Rachel knows that her dreams are big, too big, for an ordinary girl like her, but she still wants to believe in them. She's a dreamer, and when she wants something, she'll do everything in her power to achieve it, no matter what it takes. She knows she's got talent, she knows she's good, but sometimes, she has to wonder if it is enough. And how she hates those moments, when she can't help but doubt and fear.. because no matter how self-centered she can be, she has no delusions. So Rachel knows that there are million other girls like her out there, tons of them with less talent, and tons of them with more experience. Million other girls who do it just like her.

She knows that she'll have to work very, very hard, without single mistake, and keep on improving, because otherwise, she'll fail and lose.

Everytime when Mr. Schuester picks her for the lead, everytime he makes it obvious that he prefers her to all of them, it feels like a victory. It means she's better than them, it means she's winning them (and Kurt), it means she's still one step ahead.

(It's for these reasons she refuses to hear what she knows she's hearing when Kurt fails to hit the note in Defying Gravity. She wins, gets the solo and allows herself to feel the triumph of winning, because she has beaten him.)

Not that Rachel allows herself to trust into Mr. Schuester's judgement too much: after all, he's the man who had the dream to be something big, the man who failed and didn't make it.

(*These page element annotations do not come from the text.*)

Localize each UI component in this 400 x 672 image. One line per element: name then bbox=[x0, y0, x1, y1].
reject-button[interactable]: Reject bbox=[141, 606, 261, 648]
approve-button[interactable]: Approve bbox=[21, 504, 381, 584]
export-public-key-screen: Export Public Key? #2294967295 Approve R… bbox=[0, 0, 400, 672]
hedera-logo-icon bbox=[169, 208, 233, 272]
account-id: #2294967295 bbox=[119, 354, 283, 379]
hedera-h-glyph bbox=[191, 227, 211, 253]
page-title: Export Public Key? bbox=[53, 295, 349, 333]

Just another Lima Loser.

But she's still winning and still ahead of Kurt, up until he joins the Cheerios and is allowed to show just what he's capable of.

Rachel is not jealous.

(Sometimes, when she's capable of being honest to herself, she admits that there's a reason why she hates him. It's so much easier to channel her envy into something malicious.)

Of course it's more than a game for her: it's her life, her future, her very existence. Of course it's bigger than that, but she can't help it, seeing it as a race between the two of them. And how it frustrates her: not only is it possible that she's losing in the long run, but he doesn't see it like she does. He doesn't have to, he's above such things: he doesn't care whether or not he beats Rachel as long as his own dreams will hold tue in the end.

She's very mad at him for that.

And she's very, very mad at him for making her like him. Yes, Rachel firmly believes in the saying 'keep your friends close, and enemies even closer', but at some point she has to admit to herself that she has already blurred the lines of enemies and frenemies long ago.

Because even if she doesn't know when, at some point she started to genuinely care about him.

(It might be a weakness, but maybe it will soften the disappointment if she'll indeed lose in the end.)